Обидел — понял Лёхин. И Елисея обидел, хотя тот и словом не обмолвился… Что для других прозвучало грубоватой шуткой — для этих двоих стало почти оскорблением. И виноват Лёхин. Раздражение выплеснул. Жуткое напряжение взбухших, как на дрожжах, мозгов, от которых, кажется, вот-вот лопнет голова. И? И состояние то же осталось, и друзей обидел…

— Шишик, пошли! — позвал он, надеясь, что приглашение Шишик воспримет как извинение. Но десятки косматых шариков уставились на него с потолка и только с интересом хлопали глазищами.

Лёхин поморщился. Напряжение, сковавшее голову, недвусмысленно переходило в боль.

— Шишик, пожалуйста… Я больше не буду. Честно, — прошептал он.

А потом, не глядя на недоумевающих привидений, натянул плащ и с зонтом под мышкой вышел из квартиры. Дверь пришлось закрыть самому. Озлился на "помпошку", пребывающую в хорошем настроении, — обидел и домового, — напомнил себе.

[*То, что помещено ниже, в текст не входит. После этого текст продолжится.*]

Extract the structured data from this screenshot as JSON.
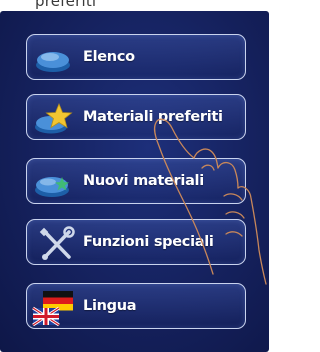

Всю дорогу под грохочущим ливнем Лёхин клял себя на все лады и обещался в следующий раз быть сдержаннее.

Олег уже ждал. Лёхин сел рядом, захлопнул дверцу. Машина поплыла.

— Значит, так, — начал Лёхин. — Неделю назад в городе пропали двое. Пока искал, наткнулся на то самое кафе, которое обсуждали. "Орден Казановы". Помнишь? Ну, твой друг Санёк рассказывал про ребят, которые из-за этого кафе разорились.

— Помню.

— Я ещё не вполне разобрался, в чём тут дело. Но, похоже, близко подобрался к месту, где спрятан один из двоих пропавших. Забавное местечко, надо сказать. А сейчас мы едем за вторым из пропавших. Это девушка. Она появилась внезапно и очень не хочет ехать домой.